Having used several versions of the Rocketbook, I feel like this product may be a step back in regards to technology in some aspects.  I like that the Rocketbook utilizes a Frixion ink to allow for repeated use of the same paper.  The ink/pen that comes with this device uses the paper and requires that you purchase another notebook. The ability to automatically synchronize your writing/notes into the cloud for on-the-go use will likely create a boon to productivity.  The ability to add verbal notes drastically increased the utility of the app/device combo.  However, the app seemed to struggle with the search option. With the written page serving as an off-grid hard-copy, you should never be very far from your work.  Thus, for someone looking to keep both hard and digital copies of their records, this Smartpen device may be the device you have always wanted.  The 1.5 hour charging time of the pen was reasonable, but I felt they should have used USB-C instead of USB-micro.  One concern that I had was with the need to charge the pen. Because I cannot later digitize the images/writing, I would not be able to use this setup without a charged pen.  I can imagine several students forgetting to charge a pen and then struggling with trying to get this to work in class. 

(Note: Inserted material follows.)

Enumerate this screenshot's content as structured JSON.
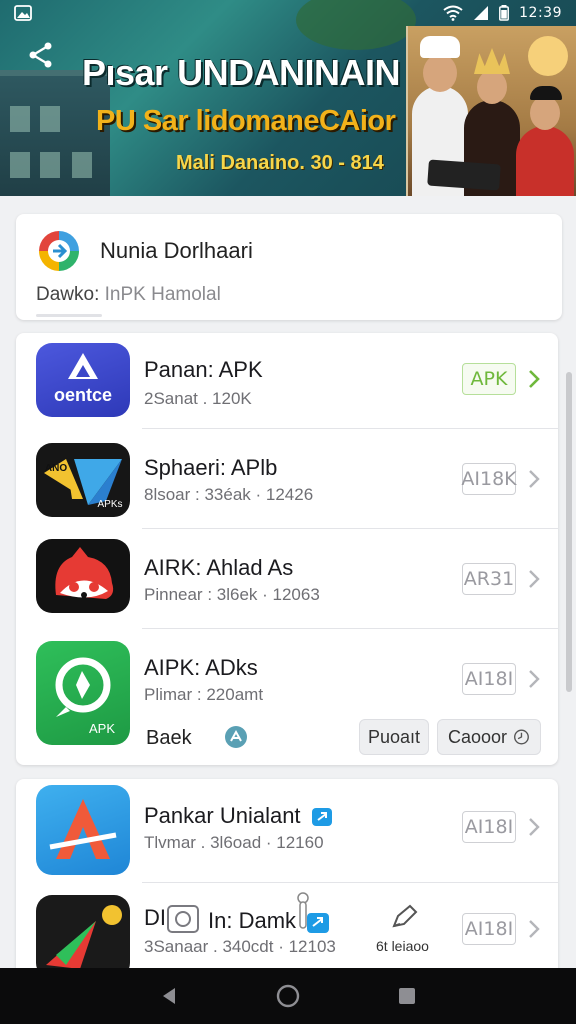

The pen felt comfortable in my hand, but some may feel it to be a bit thick.  I struggled a little when I needed to change the pen tip, and had to remind myself to orient the tip away from me during use.  If you forget to change it, you may damage the surface of your table. I have been using this device for Cub Scout meetings and found that I have been losing less paperwork. Overall, I would give the device a 9/10 based on utility, reusability, ease of use, and packaging. It has many features that help it to stand toe-to-toe with other companies like Rocketbook. I do wish, however, that some of the features of the Rocketbook ecosystem would drastically enhance this setup and vice versa.  A partnership and blending between the two would likely create an even better user experience.  I could imagine using the NEWYES pen with a frixion ink insert on Rocketbook paper, as an example. Despite some of the limitations, I feel that the device provided a very sensitive, accurate, reliable, recording experience. I feel that the device is well worth the $149 price tag.